While my current house does not quite meet the McMansion standards, it is far more ostentatious then any house I lived in as a kid. In an effort of full disclosure my wife and I were required to purchase a bigger home to meet the prerequisites needed for the adoption of my daughter, baby Darth Wiggles. At the time, I was exceedingly naïve about the degree of commitment required to keep the beautifully landscaped yards we purchased up to standards.
The previous owners made their living from an in-home business and for them it was simple, they could just step outside when they had free time. Since I even now work complicated shifts and still do not own all the extravagant and upscale lawn tools some things simply slip my attention, not that I have ever based my existence on how my lawn looked. The one thing that I sort of thought was cool was the automatic lawn sprinkler system complete with its own electrically powered pump that drew water from our own well.
Now the sprinkler heads are a pain, at the beginning of warm weather each year I always had to replace several non-functioning heads and while not budgets killers by themselves, throw four or five in a Lowes shopping basket and they start to add up. This does not include the three larger type sprinkler heads used in the backyard my son, Darth Spoilboy, has ran over at times resulting in an artificial geyser shooting thirty-feet into the sky showering everything nearby until I turned it off. Those bad boys are twenty bucks a pop. At least the pump was dependable and something I could always rely on so I could meet the very minimum of lawn care standards for the subdivision, not anymore.

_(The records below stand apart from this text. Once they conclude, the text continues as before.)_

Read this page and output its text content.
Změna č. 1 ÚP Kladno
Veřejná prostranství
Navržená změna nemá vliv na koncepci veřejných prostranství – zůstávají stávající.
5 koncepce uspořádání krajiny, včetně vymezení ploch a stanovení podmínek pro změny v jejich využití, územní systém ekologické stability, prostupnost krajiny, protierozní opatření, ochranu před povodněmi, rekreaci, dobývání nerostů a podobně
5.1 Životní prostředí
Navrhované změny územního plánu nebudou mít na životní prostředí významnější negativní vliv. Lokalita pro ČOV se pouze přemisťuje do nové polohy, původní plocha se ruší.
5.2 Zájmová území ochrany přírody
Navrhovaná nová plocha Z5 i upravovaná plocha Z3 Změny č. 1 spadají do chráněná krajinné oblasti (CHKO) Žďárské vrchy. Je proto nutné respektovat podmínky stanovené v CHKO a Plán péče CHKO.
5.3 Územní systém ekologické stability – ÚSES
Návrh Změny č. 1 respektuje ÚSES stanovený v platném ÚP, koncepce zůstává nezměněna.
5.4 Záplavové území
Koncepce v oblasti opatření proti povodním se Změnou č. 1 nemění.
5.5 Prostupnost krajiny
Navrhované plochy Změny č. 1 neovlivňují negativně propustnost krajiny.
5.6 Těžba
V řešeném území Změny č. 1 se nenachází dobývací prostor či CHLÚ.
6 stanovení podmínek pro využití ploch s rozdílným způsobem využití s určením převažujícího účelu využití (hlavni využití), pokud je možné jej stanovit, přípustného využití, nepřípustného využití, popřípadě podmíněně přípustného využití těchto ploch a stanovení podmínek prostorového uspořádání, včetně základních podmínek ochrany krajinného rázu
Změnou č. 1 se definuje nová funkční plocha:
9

Even before the recent passing of my father-in-law I had noticed something slightly off about the yard as I drove home early in the morning after getting off work. The grass was looking even more sickly than usual but since I largely do not give a rat’s ass what my neighbors think of me, or my yard, I just conveniently forgot about the whole thing. It was not until my wife sufficiently increased the level of nagging to the point of it being painful that I finally looked into the problem.
Concluding this long story, I have discovered that the submersible pump supplying well water for the sprinklers has burned up. The first clue was the fact that I could not reset the 20 amp breaker after that it was a simple trouble shooting procedure using my trusty multimeter, a device that measures voltage, amperage, and resistance on electrical equipment.
At the very least, I am looking at five-hundred dollars just to replace the pump by myself. Since I am lazy and feel this lawn care crap is egotistical bullshit I looked into having it all done by a local landscaping company. The attractive lady in charge of giving such estimates brightly smiled at me saying they could have me up and running for the paltry sum of fourteen hundred dollars. With her sitting at her desk and me standing at least I got to see a whooping amount of her very nice cleavage before I got dizzy thinking about all that money flying away.
Because of the defunct pump and the lack of any significant rain in two months my yard is a small sample of the Mojave Desert surrounded by pretentious recreations of yards surrounding old fashioned English manor homes. Even with the desert-like appearance I am serious thinking about waiting until next spring before I do anything. Maybe I can use this to talk Dragonwife into moving out into the country where there is some real distance between houses, Hell the neighbors might even help on this one just to get rid of me.